Compulsory and voluntary liability insurance. Since 1871 in Germany there is a law according to which any person must compensate for the damage caused by him to someone, even if this was done unintentionally. Such a risk can be insured, and for a certain group of persons (car owners) this insurance is mandatory, while they are given the freedom to choose an insurance company. There are about 120 insurance companies selling this type of service. The car owner must be insured for at least DM 1 million in case of damage to human health and at least DM 400,000 in case of damage to property.

60% of families have liability insurance. The insurance company incurs compensation for damage caused by members of the insured family to third parties. There are also insurances that take into account certain specific types of damage, for example, caused by a dog.

The law provides for liability insurance for a number of professions - a notary, a tax consultant, an auditor-economist. For lawyers, it is prescribed by their professional association.

Property insurance. This type of insurance includes:

    car theft or damage risk insurance;

    insurance of the risk of transporting the car and its passengers from the place where he refused for one reason or another (transportation of sick passengers of the car from the place where they spent their holidays);

    building insurance - damage caused by fire, thunderstorm, rain, wind, flood. Day-to-day home restoration insurance provides this with rising prices for materials, etc. 80% of all apartments have household items insurance;

    protection insurance legal rights, convenient for those who want to insure the risk associated with the payment of court fees and attorneys' fees in the event of losing a civil lawsuit.

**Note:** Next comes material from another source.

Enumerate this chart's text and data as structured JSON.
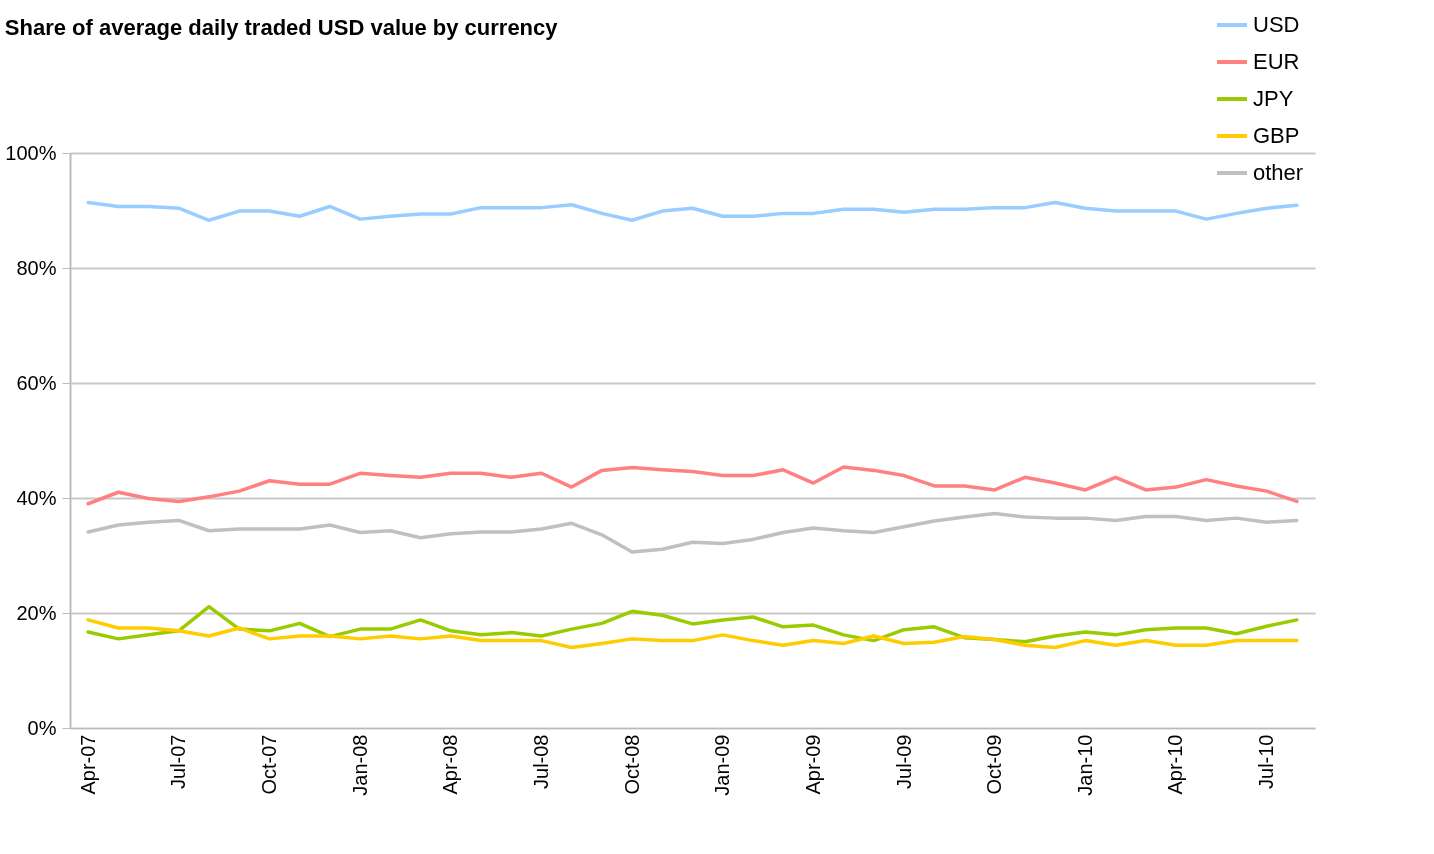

In addition, each person can insure almost any kind of financial risk (for example, the risk of losing luggage).

Industry insurance. One of the types of insurance here is enterprise liability insurance. If, during the construction of a house, a tile from the hands of a roofer falls on a passerby, then the owner of the enterprise is responsible for the consequences. In cases of damage to the environment and damage caused by exceeding a certain threshold of acoustic vibrations, customers are offered to conclude an environmental liability insurance contract.

In 1990, Germany adopted a product liability law. For example, if a person falls from a sports equipment and breaks his leg, then the manufacturer may be held liable. The risk caused by the manufacturer's failure to comply with the promises regarding product quality is insured by special contracts. It is not uncommon for a firm to suffer damage due to a disruption in the production process. If the company has entered into an agreement on insurance of the consequences of production disruption, then the losses are reimbursed by the insurance company.

Credit insurance. The buyer of goods or services is not always able to pay the supplier's invoice. In this case, there is a loan insurance agreement. World famous German state insurance company HERMES taking the risk of German exporters. With its help, in recent years it has become possible to stabilize the traditional sales markets of East German enterprises in the countries of Central and Eastern Europe.

Private insurance companies also insure the political risk of suppliers, for example, against an embargo on supplies to a certain country, as a result of which ordered and manufactured equipment cannot be shipped.

Since the 80s instead of a large number of individual contracts, insurance companies offer enterprises an insurance contract for all possible risks, however, the sum insured is strictly limited.

In general, the insurance system in Germany contributes to maintaining social and economic stability, improving labor protection, protecting the environment, and consumer rights.